Wolff wrote two major literary biographies. “A Feast of Words: The Triumph of Edith Wharton” was published in 1977. That was followed by the 1986 biography “Emily Dickinson.” Wolff worked for several years to unearth new and original primary sources before even starting the process of writing a first draft. She sought to analyze her subject’s literary oeuvre with a complete understanding of the authors’ historical and personal contexts. She also edited numerous books that brought long-overdue attention to American women writers.

Several years before her retirement, Wolff began composing a third literary biography on writer Willa Cather. Wolff continued work after her retirement but found herself unable to bring it to fruition and eventually put it aside.
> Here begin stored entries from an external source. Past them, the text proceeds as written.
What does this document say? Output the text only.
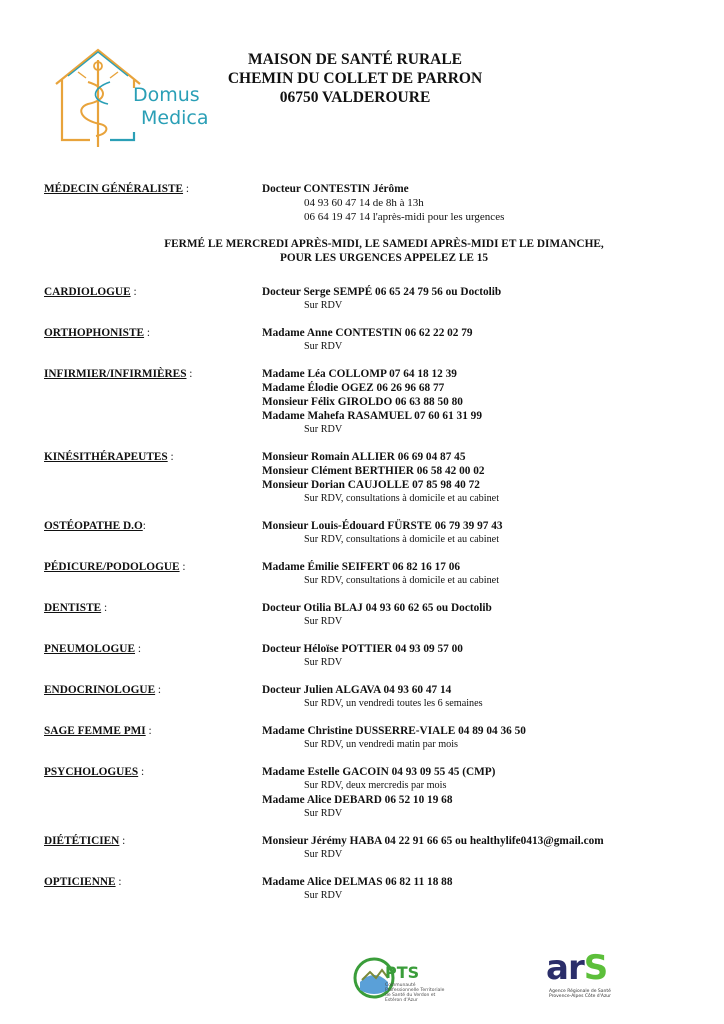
Domus
Medica
MAISON DE SANTÉ RURALE
CHEMIN DU COLLET DE PARRON
06750 VALDEROURE
MÉDECIN GÉNÉRALISTE :	Docteur CONTESTIN Jérôme
04 93 60 47 14 de 8h à 13h
06 64 19 47 14 l'après-midi pour les urgences
FERMÉ LE MERCREDI APRÈS-MIDI, LE SAMEDI APRÈS-MIDI ET LE DIMANCHE,
POUR LES URGENCES APPELEZ LE 15
CARDIOLOGUE :	Docteur Serge SEMPÉ 06 65 24 79 56 ou Doctolib
Sur RDV
ORTHOPHONISTE :	Madame Anne CONTESTIN 06 62 22 02 79
Sur RDV
INFIRMIER/INFIRMIÈRES :	Madame Léa COLLOMP 07 64 18 12 39
Madame Élodie OGEZ 06 26 96 68 77
Monsieur Félix GIROLDO 06 63 88 50 80
Madame Mahefa RASAMUEL 07 60 61 31 99
Sur RDV
KINÉSITHÉRAPEUTES :	Monsieur Romain ALLIER 06 69 04 87 45
Monsieur Clément BERTHIER 06 58 42 00 02
Monsieur Dorian CAUJOLLE 07 85 98 40 72
Sur RDV, consultations à domicile et au cabinet
OSTÉOPATHE D.O:	Monsieur Louis-Édouard FÜRSTE 06 79 39 97 43
Sur RDV, consultations à domicile et au cabinet
PÉDICURE/PODOLOGUE :	Madame Émilie SEIFERT 06 82 16 17 06
Sur RDV, consultations à domicile et au cabinet
DENTISTE :	Docteur Otilia BLAJ 04 93 60 62 65 ou Doctolib
Sur RDV
PNEUMOLOGUE :	Docteur Héloïse POTTIER 04 93 09 57 00
Sur RDV
ENDOCRINOLOGUE :	Docteur Julien ALGAVA 04 93 60 47 14
Sur RDV, un vendredi toutes les 6 semaines
SAGE FEMME PMI :	Madame Christine DUSSERRE-VIALE 04 89 04 36 50
Sur RDV, un vendredi matin par mois
PSYCHOLOGUES :	Madame Estelle GACOIN 04 93 09 55 45 (CMP)
Sur RDV, deux mercredis par mois
Madame Alice DEBARD 06 52 10 19 68
Sur RDV
DIÉTÉTICIEN :	Monsieur Jérémy HABA 04 22 91 66 65 ou healthylife0413@gmail.com
Sur RDV
OPTICIENNE :	Madame Alice DELMAS 06 82 11 18 88
Sur RDV
PTS
Communauté Professionnelle Territoriale de Santé du Verdon et Estéron d'Azur
arS
Agence Régionale de Santé Provence-Alpes Côte d'Azur
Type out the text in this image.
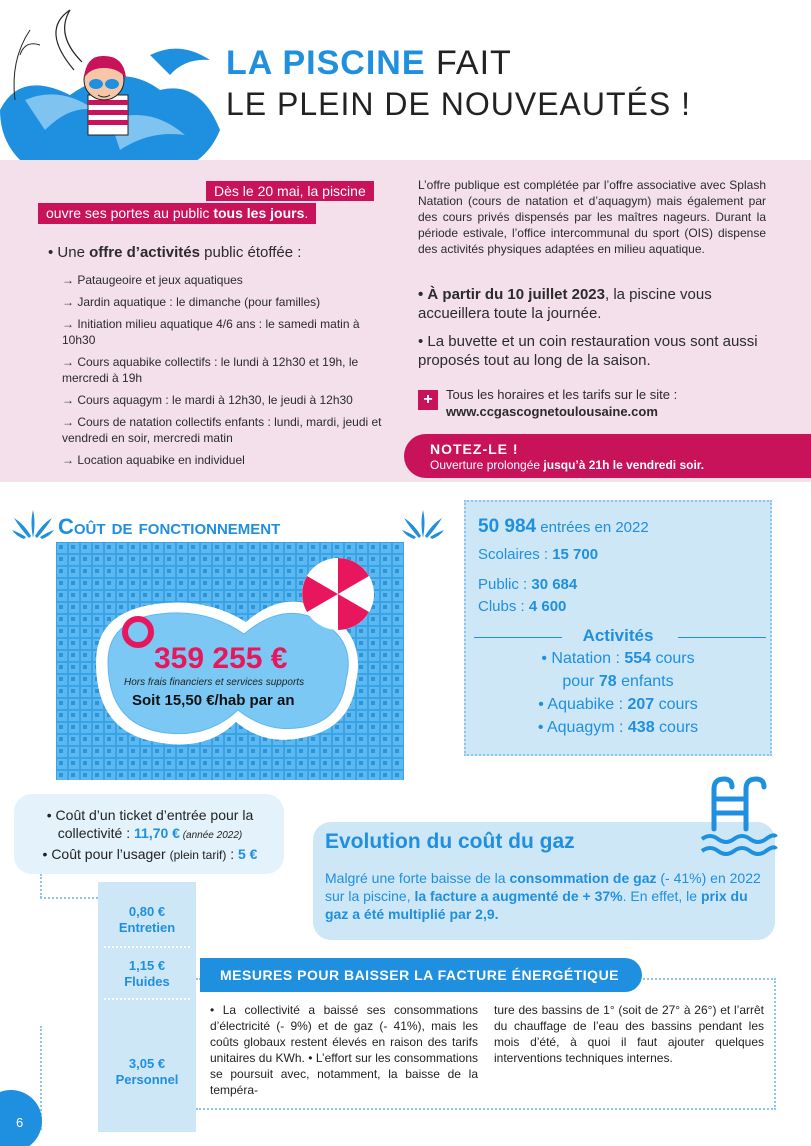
LA PISCINE FAIT
LE PLEIN DE NOUVEAUTÉS !
Dès le 20 mai, la piscine
ouvre ses portes au public tous les jours.
• Une offre d’activités public étoffée :
→ Pataugeoire et jeux aquatiques
→ Jardin aquatique : le dimanche (pour familles)
→ Initiation milieu aquatique 4/6 ans : le samedi matin à 10h30
→ Cours aquabike collectifs : le lundi à 12h30 et 19h, le mercredi à 19h
→ Cours aquagym : le mardi à 12h30, le jeudi à 12h30
→ Cours de natation collectifs enfants : lundi, mardi, jeudi et vendredi en soir, mercredi matin
→ Location aquabike en individuel
L’offre publique est complétée par l’offre associative avec Splash Natation (cours de natation et d’aquagym) mais également par des cours privés dispensés par les maîtres nageurs. Durant la période estivale, l’office intercommunal du sport (OIS) dispense des activités physiques adaptées en milieu aquatique.
• À partir du 10 juillet 2023, la piscine vous accueillera toute la journée.
• La buvette et un coin restauration vous sont aussi proposés tout au long de la saison.
+	Tous les horaires et les tarifs sur le site :
www.ccgascognetoulousaine.com
NOTEZ-LE !
Ouverture prolongée jusqu’à 21h le vendredi soir.
Coût de fonctionnement
359 255 €
Hors frais financiers et services supports
Soit 15,50 €/hab par an
50 984 entrées en 2022
Scolaires : 15 700
Public : 30 684
Clubs : 4 600
Activités
• Natation : 554 cours
pour 78 enfants
• Aquabike : 207 cours
• Aquagym : 438 cours
• Coût d’un ticket d’entrée pour la
collectivité : 11,70 € (année 2022)
• Coût pour l’usager (plein tarif) : 5 €
0,80 €
Entretien
1,15 €
Fluides
3,05 €
Personnel
Evolution du coût du gaz
Malgré une forte baisse de la consommation de gaz (- 41%) en 2022 sur la piscine, la facture a augmenté de + 37%. En effet, le prix du gaz a été multiplié par 2,9.
MESURES POUR BAISSER LA FACTURE ÉNERGÉTIQUE
• La collectivité a baissé ses consommations d’électricité (- 9%) et de gaz (- 41%), mais les coûts globaux restent élevés en raison des tarifs unitaires du KWh. • L’effort sur les consommations se poursuit avec, notamment, la baisse de la tempéra-
ture des bassins de 1° (soit de 27° à 26°) et l’arrêt du chauffage de l’eau des bassins pendant les mois d’été, à quoi il faut ajouter quelques interventions techniques internes.
6
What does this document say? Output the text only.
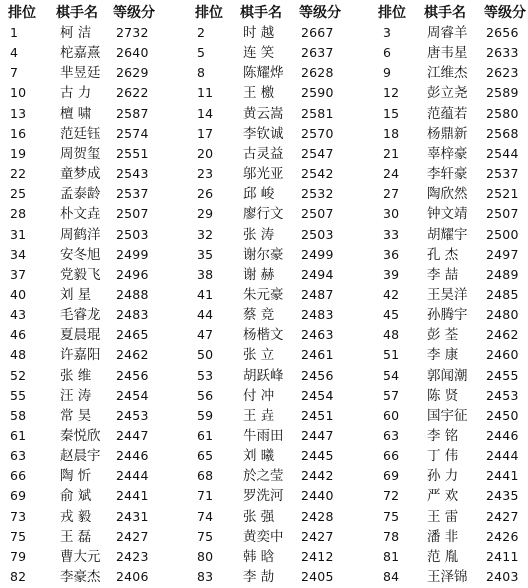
排位 棋手名 等级分	排位 棋手名 等级分	排位 棋手名 等级分
1	柯 洁 2732	2	时 越 2667	3	周睿羊 2656
4	柁嘉熹 2640	5	连 笑 2637	6	唐韦星 2633
7	芈昱廷 2629	8	陈耀烨 2628	9	江维杰 2623
10 古 力 2622	11 王 檄 2590	12 彭立尧 2589
13 檀 啸 2587	14 黄云嵩 2581	15 范蕴若 2580
16 范廷钰 2574	17 李钦诚 2570	18 杨鼎新 2568
19 周贺玺 2551	20 古灵益 2547	21 辜梓豪 2544
22 童梦成 2543	23 邬光亚 2542	24 李轩豪 2537
25 孟泰龄 2537	26 邱 峻 2532	27 陶欣然 2521
28 朴文垚 2507	29 廖行文 2507	30 钟文靖 2507
31 周鹤洋 2503	32 张 涛 2503	33 胡耀宇 2500
34 安冬旭 2499	35 谢尔豪 2499	36 孔 杰 2497
37 党毅飞 2496	38 谢 赫 2494	39 李 喆 2489
40 刘 星 2488	41 朱元豪 2487	42 王昊洋 2485
43 毛睿龙 2483	44 蔡 竞 2483	45 孙腾宇 2480
46 夏晨琨 2465	47 杨楷文 2463	48 彭 荃 2462
48 许嘉阳 2462	50 张 立 2461	51 李 康 2460
52 张 维 2456	53 胡跃峰 2456	54 郭闻潮 2455
55 汪 涛 2454	56 付 冲 2454	57 陈 贤 2453
58 常 昊 2453	59 王 垚 2451	60 国宇征 2450
61 秦悦欣 2447	61 牛雨田 2447	63 李 铭 2446
63 赵晨宇 2446	65 刘 曦 2445	66 丁 伟 2444
66 陶 忻 2444	68 於之莹 2442	69 孙 力 2441
69 俞 斌 2441	71 罗洗河 2440	72 严 欢 2435
73 戎 毅 2431	74 张 强 2428	75 王 雷 2427
75 王 磊 2427	75 黄奕中 2427	78 潘 非 2426
79 曹大元 2423	80 韩 晗 2412	81 范 胤 2411
82 李豪杰 2406	83 李 劼 2405	84 王泽锦 2403
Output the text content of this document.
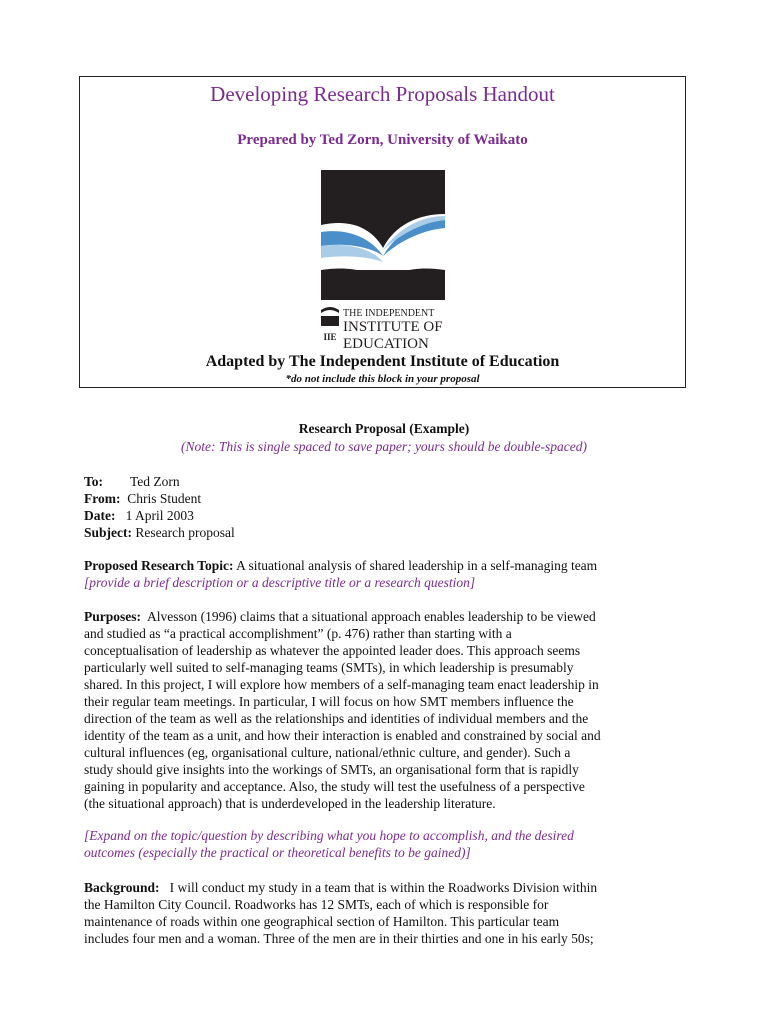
Developing Research Proposals Handout
Prepared by Ted Zorn, University of Waikato
IIE
THE INDEPENDENT
INSTITUTE OF
EDUCATION
Adapted by The Independent Institute of Education
*do not include this block in your proposal
Research Proposal (Example)
(Note: This is single spaced to save paper; yours should be double-spaced)
To: Ted Zorn
From: Chris Student
Date: 1 April 2003
Subject: Research proposal
Proposed Research Topic: A situational analysis of shared leadership in a self-managing team
[provide a brief description or a descriptive title or a research question]
Purposes: Alvesson (1996) claims that a situational approach enables leadership to be viewed
and studied as “a practical accomplishment” (p. 476) rather than starting with a
conceptualisation of leadership as whatever the appointed leader does. This approach seems
particularly well suited to self-managing teams (SMTs), in which leadership is presumably
shared. In this project, I will explore how members of a self-managing team enact leadership in
their regular team meetings. In particular, I will focus on how SMT members influence the
direction of the team as well as the relationships and identities of individual members and the
identity of the team as a unit, and how their interaction is enabled and constrained by social and
cultural influences (eg, organisational culture, national/ethnic culture, and gender). Such a
study should give insights into the workings of SMTs, an organisational form that is rapidly
gaining in popularity and acceptance. Also, the study will test the usefulness of a perspective
(the situational approach) that is underdeveloped in the leadership literature.
[Expand on the topic/question by describing what you hope to accomplish, and the desired
outcomes (especially the practical or theoretical benefits to be gained)]
Background: I will conduct my study in a team that is within the Roadworks Division within
the Hamilton City Council. Roadworks has 12 SMTs, each of which is responsible for
maintenance of roads within one geographical section of Hamilton. This particular team
includes four men and a woman. Three of the men are in their thirties and one in his early 50s;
“A devoted teacher and an inspired scholar, Cynthia Griffin Wolff cemented her literary legacy worldwide with her highly influential biographies of Edith Wharton and Emily Dickinson,” says Kenneth Manning, the Thomas Meloy Professor of Rhetoric (programs in Writing and Humanistic Studies and Science, Technology, and Society) at MIT who worked with Wolff during her tenure. “I was anticipating the same creative force in her biographical research on Willa Cather.”

Following her retirement, Wolff spent much of her time in South Dennis, Massachusetts, in an early 19th century Cape Colonial she restored. She later moved into the Orchard Cove senior community in Canton, Massachusetts.

Wolff is survived by her sons Patrick and Tobias; Patrick’s wife, Diana; and two grandchildren, Samuel and Athena.